- Theatrical poster
- Directed by: Daniel Mann
- Written by: Richard Murphy (adaptation)
- Screenplay by: Gerald Green
- Based on: Gerald Green (novel)
- Produced by: Fred Kohlmar
- Starring: Paul Muni David Wayne Betsy Palmer Luther Adler Claudia McNeil Joby Baker
- Cinematography: James Wong Howe
- Edited by: Charles Nelson
- Music by: George Duning
- Production company: Fred Kohlmer Productions
- Distributed by: Columbia Pictures
- Release dates: October 22, 1959 (New York City); November 10, 1959 (Los Angeles);
- Running time: 100 minutes
- Country: United States
- Language: English
- Box office: $1,675,000 (US/ Canada)

= The Last Angry Man =

1959 American film by Daniel Mann

The Last Angry Man is a 1959 American drama film that tells the story of a television producer who profiles the life of a physician.

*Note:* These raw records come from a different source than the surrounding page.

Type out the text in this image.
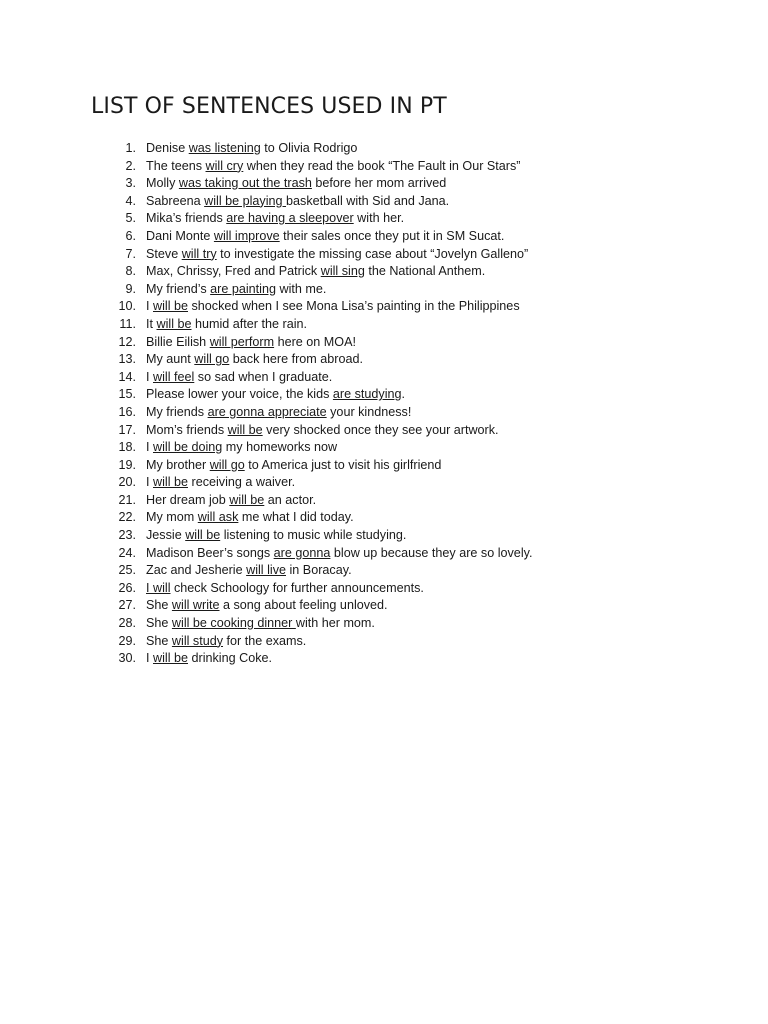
LIST OF SENTENCES USED IN PT
1. Denise was listening to Olivia Rodrigo
2. The teens will cry when they read the book “The Fault in Our Stars”
3. Molly was taking out the trash before her mom arrived
4. Sabreena will be playing basketball with Sid and Jana.
5. Mika’s friends are having a sleepover with her.
6. Dani Monte will improve their sales once they put it in SM Sucat.
7. Steve will try to investigate the missing case about “Jovelyn Galleno”
8. Max, Chrissy, Fred and Patrick will sing the National Anthem.
9. My friend’s are painting with me.
10. I will be shocked when I see Mona Lisa’s painting in the Philippines
11. It will be humid after the rain.
12. Billie Eilish will perform here on MOA!
13. My aunt will go back here from abroad.
14. I will feel so sad when I graduate.
15. Please lower your voice, the kids are studying.
16. My friends are gonna appreciate your kindness!
17. Mom’s friends will be very shocked once they see your artwork.
18. I will be doing my homeworks now
19. My brother will go to America just to visit his girlfriend
20. I will be receiving a waiver.
21. Her dream job will be an actor.
22. My mom will ask me what I did today.
23. Jessie will be listening to music while studying.
24. Madison Beer’s songs are gonna blow up because they are so lovely.
25. Zac and Jesherie will live in Boracay.
26. I will check Schoology for further announcements.
27. She will write a song about feeling unloved.
28. She will be cooking dinner with her mom.
29. She will study for the exams.
30. I will be drinking Coke.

It stars Paul Muni (in his last film appearance), David Wayne, Betsy Palmer, Billy Dee Williams (in his film debut), and Godfrey Cambridge.

The movie was scripted by Richard Murphy from the novel by Gerald Green (who also adapted it), and was directed by Daniel Mann.

The film was remade in 1974 as an ABC Movie of the Week with Pat Hingle in the lead role.

==Plot==
As the fiercely dedicated general practitioner who tries to help the sick, the poor, and the unfortunate in his decrepit neighborhood, Dr. Sam Abelman is a testy old man who faces life without compromise and Woodrow Thrasher is a troubled television executive fighting to preserve his career.

==Cast==
- Paul Muni as Dr. Samuel "Sam" Abelman
- David Wayne as Woodrow "Woody" Thrasher
- Betsy Palmer as Anna Thrasher
- Luther Adler as Dr. Max Vogel
- Claudia McNeil as Mrs. Quincy
- Joby Baker as Myron Malkin
- Joanna Moore as Alice Taggart
- Nancy R. Pollock as Sarah Abelman
- Billy Dee Williams as Josh Quincy
- Robert F. Simon as Lyman Gatting
- Dan Tobin as Ben Loomer

==Reception==
Paul S. Cowan of The Harvard Crimson wrote that the film "combines some of the finest motion picture effects with many of the worst."

Variety wrote that the lead actor "gives a superlative performance."